Immigration battle: Time to speak up
CNN, November 27th, 2007
Small business owners will have an opportunity to sound off about
"no match" immigration rules that force employers to face heavy fines
for not verifying workers' immigration status within 90 days if social
security numbers didn't match.
On Friday, Federal Judge Charles
Breyer agreed with a complaint that the Department of Homeland Security
had not considered how onerous the rules are for businesses, and gave
the DHS until March 24, 2008, to survey small business owners and get
their take on how the illegal immigration rules affects them.
An
odd coalition of lobbying groups from the American Civil Liberties
Union to the Chamber of Commerce brought the issue to court by
challenging the crackdown, saying that DHS rules placed too high a
burden on businesses, and on Oct. 10 Breyer suspended those rules.

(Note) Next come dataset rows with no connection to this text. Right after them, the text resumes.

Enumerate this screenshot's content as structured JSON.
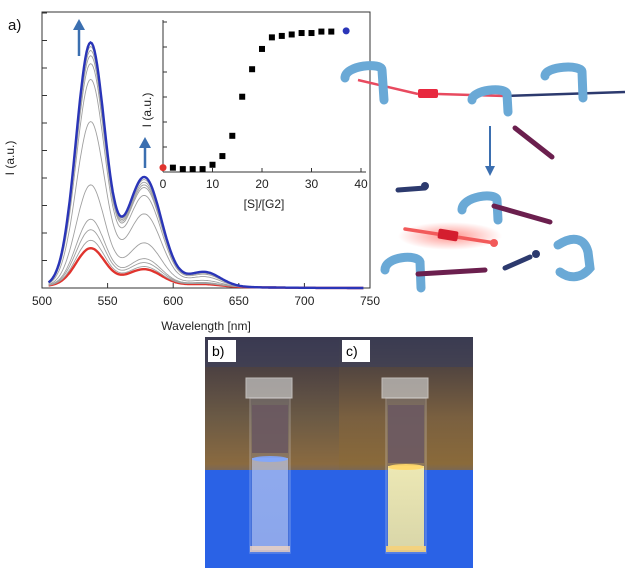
{
  "panels": {
    "a": "a)",
    "b": "b)",
    "c": "c)"
  },
  "chart_data": [
    {
      "type": "line",
      "xlabel": "Wavelength [nm]",
      "ylabel": "I (a.u.)",
      "xlim": [
        500,
        750
      ],
      "xticks": [
        500,
        550,
        600,
        650,
        700,
        750
      ],
      "ylim": [
        0,
        1.05
      ],
      "series": [
        {
          "role": "initial",
          "color": "#e0342e",
          "peak1": 0.14,
          "peak2": 0.06,
          "shoulder": 0.008
        },
        {
          "role": "intermediate",
          "color": "#a0a0a0",
          "peak1": 0.17,
          "peak2": 0.07,
          "shoulder": 0.01
        },
        {
          "role": "intermediate",
          "color": "#a0a0a0",
          "peak1": 0.21,
          "peak2": 0.085,
          "shoulder": 0.012
        },
        {
          "role": "intermediate",
          "color": "#a0a0a0",
          "peak1": 0.25,
          "peak2": 0.1,
          "shoulder": 0.014
        },
        {
          "role": "intermediate",
          "color": "#a0a0a0",
          "peak1": 0.38,
          "peak2": 0.16,
          "shoulder": 0.022
        },
        {
          "role": "intermediate",
          "color": "#a0a0a0",
          "peak1": 0.62,
          "peak2": 0.27,
          "shoulder": 0.036
        },
        {
          "role": "intermediate",
          "color": "#a0a0a0",
          "peak1": 0.78,
          "peak2": 0.34,
          "shoulder": 0.045
        },
        {
          "role": "intermediate",
          "color": "#a0a0a0",
          "peak1": 0.84,
          "peak2": 0.37,
          "shoulder": 0.049
        },
        {
          "role": "intermediate",
          "color": "#a0a0a0",
          "peak1": 0.87,
          "peak2": 0.38,
          "shoulder": 0.051
        },
        {
          "role": "intermediate",
          "color": "#a0a0a0",
          "peak1": 0.89,
          "peak2": 0.39,
          "shoulder": 0.052
        },
        {
          "role": "intermediate",
          "color": "#a0a0a0",
          "peak1": 0.905,
          "peak2": 0.4,
          "shoulder": 0.053
        },
        {
          "role": "final",
          "color": "#2a35b8",
          "peak1": 0.92,
          "peak2": 0.41,
          "shoulder": 0.054
        }
      ],
      "arrows": "up"
    },
    {
      "type": "scatter",
      "inset": true,
      "xlabel": "[S]/[G2]",
      "ylabel": "I (a.u.)",
      "xlim": [
        0,
        40
      ],
      "xticks": [
        0,
        10,
        20,
        30,
        40
      ],
      "ylim": [
        0,
        1.05
      ],
      "points": [
        {
          "x": 0,
          "y": 0.03,
          "color": "#e0342e"
        },
        {
          "x": 2,
          "y": 0.03,
          "color": "#000000"
        },
        {
          "x": 4,
          "y": 0.02,
          "color": "#000000"
        },
        {
          "x": 6,
          "y": 0.02,
          "color": "#000000"
        },
        {
          "x": 8,
          "y": 0.02,
          "color": "#000000"
        },
        {
          "x": 10,
          "y": 0.05,
          "color": "#000000"
        },
        {
          "x": 12,
          "y": 0.11,
          "color": "#000000"
        },
        {
          "x": 14,
          "y": 0.25,
          "color": "#000000"
        },
        {
          "x": 16,
          "y": 0.52,
          "color": "#000000"
        },
        {
          "x": 18,
          "y": 0.71,
          "color": "#000000"
        },
        {
          "x": 20,
          "y": 0.85,
          "color": "#000000"
        },
        {
          "x": 22,
          "y": 0.93,
          "color": "#000000"
        },
        {
          "x": 24,
          "y": 0.94,
          "color": "#000000"
        },
        {
          "x": 26,
          "y": 0.95,
          "color": "#000000"
        },
        {
          "x": 28,
          "y": 0.96,
          "color": "#000000"
        },
        {
          "x": 30,
          "y": 0.96,
          "color": "#000000"
        },
        {
          "x": 32,
          "y": 0.97,
          "color": "#000000"
        },
        {
          "x": 34,
          "y": 0.97,
          "color": "#000000"
        },
        {
          "x": 37,
          "y": 0.975,
          "color": "#2a35b8"
        }
      ]
    }
  ]
}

In his four-page ruling, he found the Social Security Administration
database had so many errors that thousands of American citizens and
legal immigrants would have been fired. Small businesses are more
likely to fire workers because they often lack the resources to go
through the complicated verification process.
Since August the
SSA has sent companies 141,000 "no match" letters covering 8 million
workers. The letters were giving businesses instructions on how to
handle the issue. In his October ruling, Breyer also halted those
letters saying that the government did not follow proper procedures in
implementing the rules.
The groups that filed the suit won't be happy until the department drops the rules all together.
"The
DHS is continuing down this disastrous path of punishing citizens and
legal workers by using the fatally-flawed database," said Lucas
Guttentag, Director of the ACLU's Immigrants' Rights Project in a
statement. "The DHS should finally abandon this illegal approach
instead of repeating the same mistake."